Furthermore and moreover are often understood as synonyms. However, there is a difference in meaning between them.

FURTHERMORE

Use furthermore when you add something to what you just said.

Earlier research has shown that this applies to several sectors. Furthermore, this has been confirmed in our interviews.

MOREOVER

Use moreover to indicate that you add something beyond what has been said, something different. Sometimes moreover could be said to mean ”further and more importantly”.

Using your cellphone while driving is against the law in some countries. Moreover, you risk your own life and that of others.

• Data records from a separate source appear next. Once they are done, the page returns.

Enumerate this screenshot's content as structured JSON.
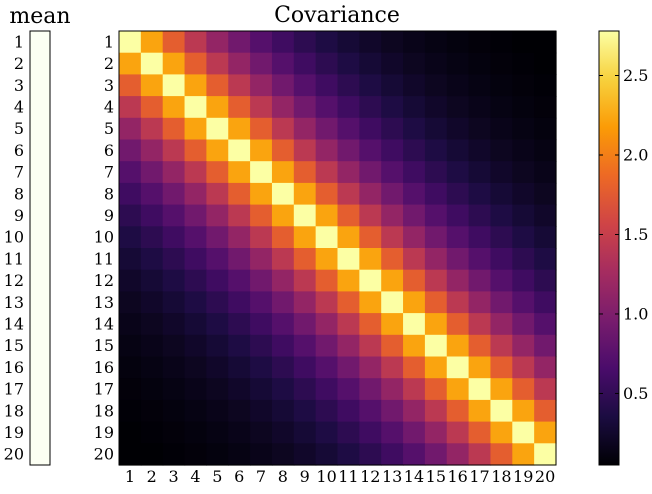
{
  "colors": {
    "mean_fill": "#fcfff3",
    "frame": "#000000",
    "colormap": [
      "#000004",
      "#1b0c41",
      "#4a0c6b",
      "#781c6d",
      "#a52c60",
      "#cf4446",
      "#ed6925",
      "#fb9b06",
      "#f7d13d",
      "#fcffa4"
    ]
  },
  "chart_data": [
    {
      "type": "heatmap",
      "title": "mean",
      "rows": [
        "1",
        "2",
        "3",
        "4",
        "5",
        "6",
        "7",
        "8",
        "9",
        "10",
        "11",
        "12",
        "13",
        "14",
        "15",
        "16",
        "17",
        "18",
        "19",
        "20"
      ],
      "columns": [],
      "values": [
        0,
        0,
        0,
        0,
        0,
        0,
        0,
        0,
        0,
        0,
        0,
        0,
        0,
        0,
        0,
        0,
        0,
        0,
        0,
        0
      ]
    },
    {
      "type": "heatmap",
      "title": "Covariance",
      "rows": [
        "1",
        "2",
        "3",
        "4",
        "5",
        "6",
        "7",
        "8",
        "9",
        "10",
        "11",
        "12",
        "13",
        "14",
        "15",
        "16",
        "17",
        "18",
        "19",
        "20"
      ],
      "columns": [
        "1",
        "2",
        "3",
        "4",
        "5",
        "6",
        "7",
        "8",
        "9",
        "10",
        "11",
        "12",
        "13",
        "14",
        "15",
        "16",
        "17",
        "18",
        "19",
        "20"
      ],
      "matrix_rule": "value(i,j) = diagonal * decay^|i-j|",
      "diagonal": 2.78,
      "decay": 0.8,
      "colorbar": {
        "range": [
          0.05,
          2.78
        ],
        "ticks": [
          "0.5",
          "1.0",
          "1.5",
          "2.0",
          "2.5"
        ],
        "tick_values": [
          0.5,
          1.0,
          1.5,
          2.0,
          2.5
        ]
      }
    }
  ]
}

Sunset behind a town on a hilltop
The sunset was magnificent. Moreover, the whole day had been fantastic with walks in the narrow streets and a gorgeous lunch in the old town.

Furthermore and moreover are transitional words. Transitional words (or transition words) are used to describe relationships between ideas, to help the reader progress from one idea to the next. They can, for example, express addition (also, and, besides, further, likewise, again), contrast (but, however, on the contrary), time (after, before, usually, finally), space (above, below, behind, opposite), details (especially, particularly) and consequence (therefore, hence, consequently, because).

To sum up:
Furthermore (in addition to what has been said) adds information.

Moreover (beyond what has been said) builds up the argument, ”not only that”, adds a reason of a different kind, adds to diversity, ”more importantly”.